For the sake of clarity, that new helper is defined as such:

func pickRandomPeers(all []tracker.Peer, count int) []tracker.Peer {
	if len(all) <= count {
		return all
	}
	out := make([]tracker.Peer, len(all))
	copy(out, all)
	rand.Shuffle(len(out), func(i, j int) { out[i], out[j] = out[j], out[i] })
	return out[:count]
}

The rest is pretty much the same, although at the time of writing this I made some additional changes to log download stats and improve piece picking (just for the fun of it).

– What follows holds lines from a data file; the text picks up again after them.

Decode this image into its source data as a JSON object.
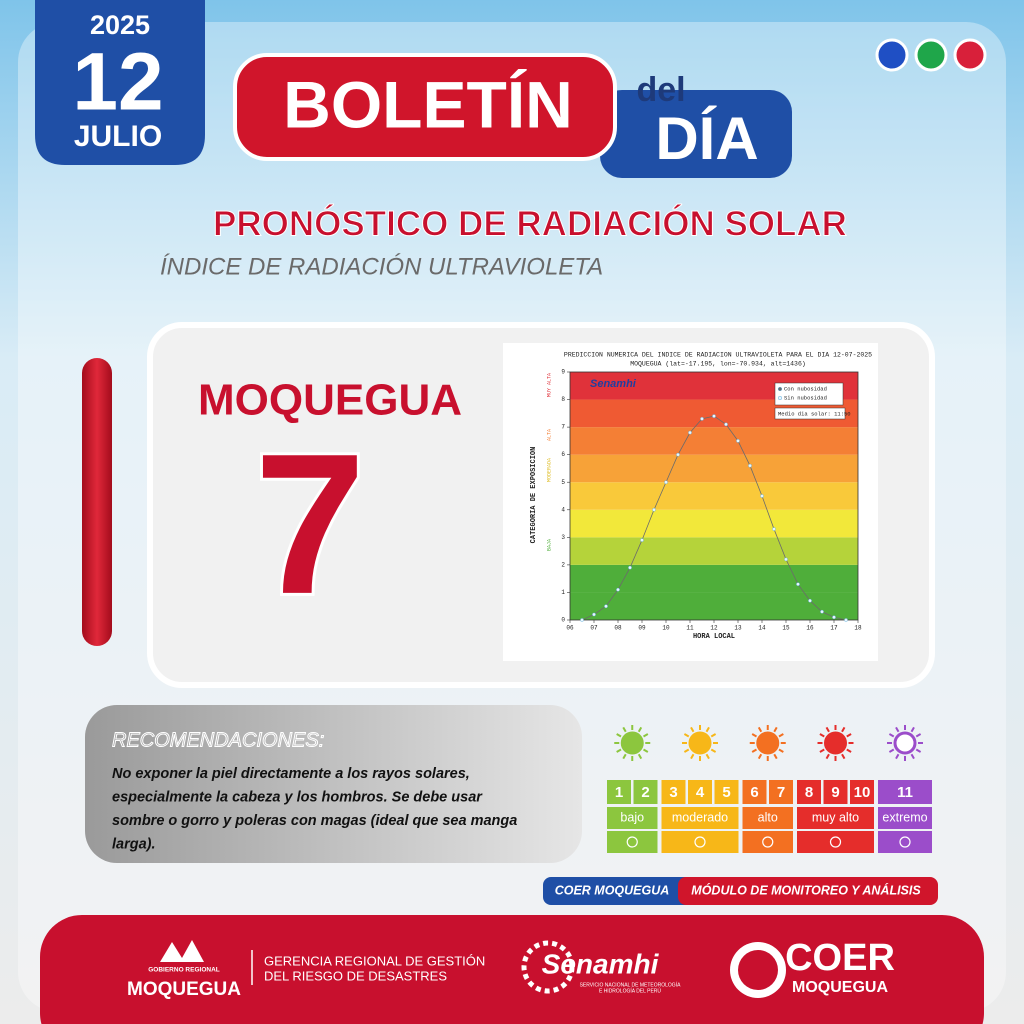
{
  "header": {
    "year": "2025",
    "day": "12",
    "month": "JULIO",
    "title_main": "BOLETÍN",
    "title_del": "del",
    "title_dia": "DÍA"
  },
  "section": {
    "title": "PRONÓSTICO DE RADIACIÓN SOLAR",
    "subtitle": "ÍNDICE DE RADIACIÓN ULTRAVIOLETA"
  },
  "location": "MOQUEGUA",
  "uv_index": 7,
  "chart_data": {
    "type": "line",
    "title": "PREDICCION NUMERICA DEL INDICE DE RADIACION ULTRAVIOLETA PARA EL DIA 12-07-2025",
    "subtitle": "MOQUEGUA (lat=-17.195, lon=-70.934, alt=1436)",
    "x_label": "HORA LOCAL",
    "y_label": "CATEGORIA DE EXPOSICION",
    "watermark": "Senamhi",
    "annotation": "Medio dia solar: 11:50",
    "category_labels": [
      "BAJA",
      "MODERADA",
      "ALTA",
      "MUY ALTA"
    ],
    "band_colors": [
      "#4fae3a",
      "#4fae3a",
      "#b5d33a",
      "#f2e83a",
      "#f9c93a",
      "#f7a238",
      "#f47f35",
      "#ef5a33",
      "#e0323a"
    ],
    "x": [
      6.5,
      7,
      7.5,
      8,
      8.5,
      9,
      9.5,
      10,
      10.5,
      11,
      11.5,
      12,
      12.5,
      13,
      13.5,
      14,
      14.5,
      15,
      15.5,
      16,
      16.5,
      17,
      17.5
    ],
    "series": [
      {
        "name": "Con nubosidad",
        "color": "#6b6b6b",
        "values": [
          0.0,
          0.2,
          0.5,
          1.1,
          1.9,
          2.9,
          4.0,
          5.0,
          6.0,
          6.8,
          7.3,
          7.4,
          7.1,
          6.5,
          5.6,
          4.5,
          3.3,
          2.2,
          1.3,
          0.7,
          0.3,
          0.1,
          0.0
        ]
      },
      {
        "name": "Sin nubosidad",
        "color": "#e8f6ff",
        "values": [
          0.0,
          0.2,
          0.5,
          1.1,
          1.9,
          2.9,
          4.0,
          5.0,
          6.0,
          6.8,
          7.3,
          7.4,
          7.1,
          6.5,
          5.6,
          4.5,
          3.3,
          2.2,
          1.3,
          0.7,
          0.3,
          0.1,
          0.0
        ]
      }
    ],
    "xlim": [
      6,
      18
    ],
    "ylim": [
      0,
      9
    ],
    "xticks": [
      {
        "value": 6,
        "label": "06"
      },
      {
        "value": 7,
        "label": "07"
      },
      {
        "value": 8,
        "label": "08"
      },
      {
        "value": 9,
        "label": "09"
      },
      10,
      11,
      12,
      13,
      14,
      15,
      16,
      17,
      18
    ],
    "yticks": [
      0,
      1,
      2,
      3,
      4,
      5,
      6,
      7,
      8,
      9
    ]
  },
  "recommendations": {
    "title": "RECOMENDACIONES:",
    "lines": [
      "No exponer la piel directamente a los rayos solares,",
      "especialmente la cabeza y los hombros. Se debe usar",
      "sombre o gorro y poleras con magas (ideal que sea manga",
      "larga)."
    ]
  },
  "uv_scale": [
    {
      "label": "bajo",
      "levels": [
        1,
        2
      ],
      "color": "#8cc63e"
    },
    {
      "label": "moderado",
      "levels": [
        3,
        4,
        5
      ],
      "color": "#f7b718"
    },
    {
      "label": "alto",
      "levels": [
        6,
        7
      ],
      "color": "#f37021"
    },
    {
      "label": "muy alto",
      "levels": [
        8,
        9,
        10
      ],
      "color": "#e52d2b"
    },
    {
      "label": "extremo",
      "levels": [
        11
      ],
      "color": "#9b4dca"
    }
  ],
  "tag": {
    "left": "COER MOQUEGUA",
    "right": "MÓDULO DE MONITOREO Y ANÁLISIS"
  },
  "footer": {
    "gore_small": "GOBIERNO REGIONAL",
    "gore": "MOQUEGUA",
    "gerencia": [
      "GERENCIA REGIONAL DE GESTIÓN",
      "DEL RIESGO DE DESASTRES"
    ],
    "senamhi": "Senamhi",
    "senamhi_sub": [
      "SERVICIO NACIONAL DE METEOROLOGÍA",
      "E HIDROLOGÍA DEL PERÚ"
    ],
    "coer": "COER",
    "coer_sub": "MOQUEGUA"
  }
}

I should also mention that, the reason I took the mod of attempts when picking a peer index was to avoid a problem with “rare” pieces. I thought that, theoretically there could be a piece that was present in only one of the “many” peers I potentially had. Essentially I didn’t want to give up on such pieces prematurely since I was retrying failed pieces only three times before raising an error.

I guess moral of the story is “premature optimization is bad”. Trying to solve problems before they occur isn’t always a great idea since you can overlook stuff like this.

Thank you @andy1li! You’ve been a great help, this was really bugging me.

1 Like

This topic was automatically closed 5 days after the last reply. New replies are no longer allowed.